No dia 4 de julho de 2026, o presidente Donald Trump proferiu um discurso marcante em celebração aos 250 anos dos Estados Unidos. Durante a cerimônia realizada no National Mall, ele destacou a importância do país, descrevendo-o como a “maior conquista da história da humanidade”. O evento, que enfrentou atrasos devido a tempestades elétricas, atraiu dezenas de milhares de pessoas, que se reuniram para ouvir o mandatário.

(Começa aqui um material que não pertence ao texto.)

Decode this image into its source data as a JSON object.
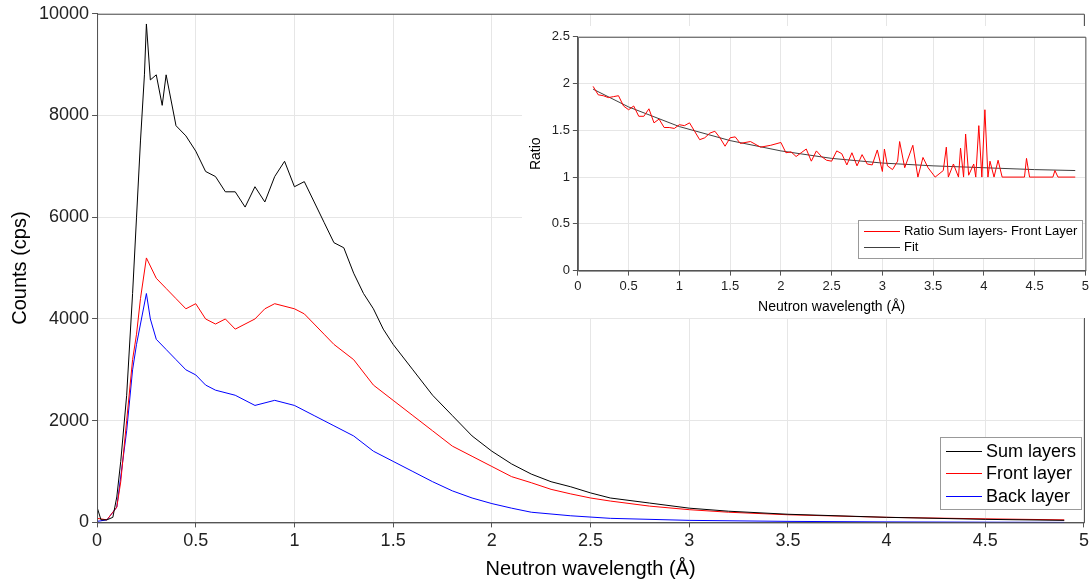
{
  "chart_data": [
    {
      "type": "line",
      "xlabel": "Neutron wavelength (Å)",
      "ylabel": "Counts (cps)",
      "xlim": [
        0,
        5
      ],
      "ylim": [
        0,
        10000
      ],
      "xticks": [
        0,
        0.5,
        1,
        1.5,
        2,
        2.5,
        3,
        3.5,
        4,
        4.5,
        5
      ],
      "yticks": [
        0,
        2000,
        4000,
        6000,
        8000,
        10000
      ],
      "grid": true,
      "legend": "bottom right",
      "series": [
        {
          "name": "Sum layers",
          "color": "#000000",
          "x": [
            0,
            0.02,
            0.05,
            0.08,
            0.1,
            0.12,
            0.15,
            0.18,
            0.2,
            0.22,
            0.24,
            0.25,
            0.27,
            0.3,
            0.33,
            0.35,
            0.4,
            0.45,
            0.5,
            0.55,
            0.6,
            0.65,
            0.7,
            0.75,
            0.8,
            0.85,
            0.9,
            0.95,
            1.0,
            1.05,
            1.1,
            1.15,
            1.2,
            1.25,
            1.3,
            1.35,
            1.4,
            1.45,
            1.5,
            1.6,
            1.7,
            1.8,
            1.9,
            2.0,
            2.1,
            2.2,
            2.3,
            2.4,
            2.5,
            2.6,
            2.8,
            3.0,
            3.2,
            3.5,
            4.0,
            4.5,
            4.9
          ],
          "values": [
            300,
            50,
            50,
            100,
            500,
            1200,
            2500,
            4500,
            6000,
            7500,
            8800,
            9800,
            8700,
            8800,
            8200,
            8800,
            7800,
            7600,
            7300,
            6900,
            6800,
            6500,
            6500,
            6200,
            6600,
            6300,
            6800,
            7100,
            6600,
            6700,
            6300,
            5900,
            5500,
            5400,
            4900,
            4500,
            4200,
            3800,
            3500,
            3000,
            2500,
            2100,
            1700,
            1400,
            1150,
            950,
            800,
            700,
            580,
            480,
            380,
            280,
            220,
            160,
            100,
            60,
            40
          ]
        },
        {
          "name": "Front layer",
          "color": "#ff0000",
          "x": [
            0,
            0.05,
            0.1,
            0.12,
            0.15,
            0.18,
            0.2,
            0.22,
            0.25,
            0.3,
            0.35,
            0.4,
            0.45,
            0.5,
            0.55,
            0.6,
            0.65,
            0.7,
            0.8,
            0.85,
            0.9,
            1.0,
            1.05,
            1.1,
            1.15,
            1.2,
            1.3,
            1.4,
            1.5,
            1.6,
            1.7,
            1.8,
            1.9,
            2.0,
            2.1,
            2.2,
            2.3,
            2.4,
            2.5,
            2.6,
            2.8,
            3.0,
            3.2,
            3.5,
            4.0,
            4.5,
            4.9
          ],
          "values": [
            80,
            50,
            300,
            800,
            2000,
            3200,
            3700,
            4400,
            5200,
            4800,
            4600,
            4400,
            4200,
            4300,
            4000,
            3900,
            4000,
            3800,
            4000,
            4200,
            4300,
            4200,
            4100,
            3900,
            3700,
            3500,
            3200,
            2700,
            2400,
            2100,
            1800,
            1500,
            1300,
            1100,
            900,
            780,
            650,
            560,
            480,
            420,
            320,
            250,
            200,
            150,
            100,
            70,
            50
          ]
        },
        {
          "name": "Back layer",
          "color": "#0000ff",
          "x": [
            0,
            0.05,
            0.1,
            0.15,
            0.18,
            0.2,
            0.22,
            0.25,
            0.27,
            0.3,
            0.35,
            0.4,
            0.45,
            0.5,
            0.55,
            0.6,
            0.7,
            0.8,
            0.9,
            1.0,
            1.1,
            1.2,
            1.3,
            1.4,
            1.5,
            1.6,
            1.7,
            1.8,
            1.9,
            2.0,
            2.1,
            2.2,
            2.4,
            2.6,
            3.0,
            3.5,
            4.0,
            4.9
          ],
          "values": [
            20,
            50,
            300,
            1800,
            3000,
            3500,
            3900,
            4500,
            4000,
            3600,
            3400,
            3200,
            3000,
            2900,
            2700,
            2600,
            2500,
            2300,
            2400,
            2300,
            2100,
            1900,
            1700,
            1400,
            1200,
            1000,
            800,
            620,
            480,
            370,
            280,
            200,
            130,
            80,
            40,
            20,
            10,
            0
          ]
        }
      ]
    },
    {
      "type": "line",
      "xlabel": "Neutron wavelength (Å)",
      "ylabel": "Ratio",
      "xlim": [
        0,
        5
      ],
      "ylim": [
        0,
        2.5
      ],
      "xticks": [
        0,
        0.5,
        1,
        1.5,
        2,
        2.5,
        3,
        3.5,
        4,
        4.5,
        5
      ],
      "yticks": [
        0,
        0.5,
        1,
        1.5,
        2,
        2.5
      ],
      "grid": true,
      "legend": "bottom right",
      "series": [
        {
          "name": "Ratio Sum layers- Front Layer",
          "color": "#ff0000",
          "x": [
            0.15,
            0.2,
            0.25,
            0.3,
            0.35,
            0.4,
            0.45,
            0.5,
            0.55,
            0.6,
            0.65,
            0.7,
            0.75,
            0.8,
            0.85,
            0.9,
            0.95,
            1.0,
            1.05,
            1.1,
            1.15,
            1.2,
            1.25,
            1.3,
            1.35,
            1.4,
            1.45,
            1.5,
            1.55,
            1.6,
            1.7,
            1.8,
            1.9,
            2.0,
            2.05,
            2.1,
            2.15,
            2.2,
            2.25,
            2.3,
            2.35,
            2.4,
            2.45,
            2.5,
            2.55,
            2.6,
            2.65,
            2.7,
            2.75,
            2.8,
            2.85,
            2.9,
            2.95,
            3.0,
            3.02,
            3.05,
            3.1,
            3.15,
            3.17,
            3.22,
            3.3,
            3.35,
            3.4,
            3.45,
            3.52,
            3.6,
            3.63,
            3.65,
            3.7,
            3.75,
            3.77,
            3.8,
            3.82,
            3.85,
            3.9,
            3.92,
            3.95,
            3.98,
            4.01,
            4.04,
            4.06,
            4.1,
            4.14,
            4.18,
            4.4,
            4.42,
            4.45,
            4.68,
            4.7,
            4.73,
            4.9
          ],
          "values": [
            1.97,
            1.88,
            1.87,
            1.85,
            1.86,
            1.87,
            1.76,
            1.72,
            1.76,
            1.65,
            1.65,
            1.73,
            1.58,
            1.62,
            1.53,
            1.53,
            1.52,
            1.56,
            1.55,
            1.58,
            1.49,
            1.4,
            1.42,
            1.47,
            1.49,
            1.42,
            1.33,
            1.42,
            1.43,
            1.36,
            1.38,
            1.32,
            1.34,
            1.37,
            1.26,
            1.27,
            1.22,
            1.26,
            1.3,
            1.17,
            1.28,
            1.22,
            1.18,
            1.17,
            1.28,
            1.25,
            1.13,
            1.26,
            1.12,
            1.24,
            1.14,
            1.13,
            1.29,
            1.06,
            1.3,
            1.12,
            1.08,
            1.17,
            1.38,
            1.1,
            1.34,
            1.0,
            1.21,
            1.1,
            1.0,
            1.07,
            1.32,
            1.0,
            1.14,
            1.0,
            1.31,
            1.0,
            1.46,
            1.02,
            1.14,
            1.0,
            1.55,
            1.0,
            1.72,
            1.0,
            1.17,
            1.0,
            1.18,
            1.0,
            1.0,
            1.2,
            1.0,
            1.0,
            1.07,
            1.0,
            1.0
          ]
        },
        {
          "name": "Fit",
          "color": "#404040",
          "x": [
            0.15,
            0.5,
            1.0,
            1.5,
            2.0,
            2.5,
            3.0,
            3.5,
            4.0,
            4.5,
            4.9
          ],
          "values": [
            1.94,
            1.75,
            1.54,
            1.39,
            1.28,
            1.2,
            1.15,
            1.12,
            1.1,
            1.08,
            1.07
          ]
        }
      ]
    }
  ]
}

Trump, que tem 80 anos, seguiu um roteiro tipicamente patriótico, apesar de suas intenções de realizar um grande comício político. Ele fez uma homenagem aos veteranos da Segunda Guerra Mundial, da Guerra da Coreia e da Guerra do Vietnã, enfatizando a luta contra os “comunistas”. “Nossos guerreiros não combateram o comunismo em campos de batalha em todo o mundo para que essa ameaça voltasse a mostrar sua cabeça feia aqui nos Estados Unidos”, declarou Trump, reforçando seu compromisso com a segurança nacional.
“Orgulhoso de ser americano”
O discurso também refletiu as tensões políticas atuais, com Trump se referindo à ala antissistema do Partido Democrata como um “câncer” que precisa ser extirpado, uma mensagem que ressoou em um momento crucial às vésperas das eleições legislativas de novembro.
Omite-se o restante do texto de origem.